Dennis abrió la puerta de golpe y se apeó del coche. Giró varias veces los hombros para desentumecerlos mientras inspeccionaba el lugar. No había nada que ver. Ni cintas que delimitaran el lugar del crimen, ni equipos de televisión, ni siquiera una ambulancia. Los técnicos de emergencias médicas de la Camarilla ya habían estado y se habían ido, llegados silenciosamente en un vehículo camuflado para dirigirse después a toda marcha, en la oscuridad de la noche, al aeropuerto donde habían depositado a su pasajera en el mismo jet que había traído a Dennis y Simon a Atlanta.
Más allá, junto a un bosquecillo, una linterna emitía señales intermitentes.
– Malone -dijo Dennis-. División Miami Sur.
La luz siguió encendida y un hombre rubio y corpulento se acercó.
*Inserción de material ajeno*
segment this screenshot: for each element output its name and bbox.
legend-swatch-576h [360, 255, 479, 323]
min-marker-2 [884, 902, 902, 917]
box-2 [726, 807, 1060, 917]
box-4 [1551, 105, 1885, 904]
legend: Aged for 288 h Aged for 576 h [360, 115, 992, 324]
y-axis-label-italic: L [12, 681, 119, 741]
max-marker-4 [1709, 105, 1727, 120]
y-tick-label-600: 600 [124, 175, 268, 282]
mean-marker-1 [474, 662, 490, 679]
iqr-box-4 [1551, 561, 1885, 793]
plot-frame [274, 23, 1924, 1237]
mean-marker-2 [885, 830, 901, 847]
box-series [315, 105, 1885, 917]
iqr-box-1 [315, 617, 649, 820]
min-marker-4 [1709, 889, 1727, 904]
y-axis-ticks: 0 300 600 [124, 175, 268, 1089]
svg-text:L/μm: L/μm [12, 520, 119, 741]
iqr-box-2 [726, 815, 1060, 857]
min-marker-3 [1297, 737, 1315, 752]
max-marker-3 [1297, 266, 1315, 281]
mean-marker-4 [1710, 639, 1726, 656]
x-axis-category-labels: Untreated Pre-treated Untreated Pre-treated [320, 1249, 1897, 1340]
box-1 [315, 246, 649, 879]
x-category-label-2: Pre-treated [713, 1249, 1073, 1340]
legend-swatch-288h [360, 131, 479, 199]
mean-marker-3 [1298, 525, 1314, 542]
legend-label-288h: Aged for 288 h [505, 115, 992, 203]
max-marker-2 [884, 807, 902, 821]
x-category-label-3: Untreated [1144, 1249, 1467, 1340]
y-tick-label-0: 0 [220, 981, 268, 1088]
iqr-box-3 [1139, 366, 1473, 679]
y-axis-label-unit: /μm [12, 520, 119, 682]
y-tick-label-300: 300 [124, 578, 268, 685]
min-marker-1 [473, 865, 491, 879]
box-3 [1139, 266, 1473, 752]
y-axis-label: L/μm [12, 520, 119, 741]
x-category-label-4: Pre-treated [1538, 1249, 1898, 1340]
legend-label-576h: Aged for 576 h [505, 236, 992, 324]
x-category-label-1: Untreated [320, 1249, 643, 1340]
Un tipo nuevo, recientemente venido de la Camarilla St. Cloud. ¿Jim? ¿John?
Los saludos no fueron más que un breve intercambio de «holas». Sólo les quedaban unas pocas horas hasta que rompiera el día, y mucho trabajo que hacer mientras tanto. Jim y el chófer que los había traído desde el aeropuerto estaban capacitados para ayudar a Dennis y a Simon, pero de cualquier manera examinar el escenario del crimen les exigiría todos los minutos de las horas que quedaban.
Simon se puso detrás de Dennis, con la cámara en una mano y la luz en la otra. Le pasó la luz al conductor -Kyle se llamaba, ¿verdad?- y le señaló adónde quería que la dirigiera. Entonces comenzó a tomar fotografías. A Dennis le llevó un momento ver qué era lo que fotografiaba Simon. Ésa era una de las ventajas de tener técnicos en criminología que fueran chamanes: se los ponía en el lugar de los hechos e instintivamente captaban las ondas de violencia y sabían por dónde empezar a trabajar.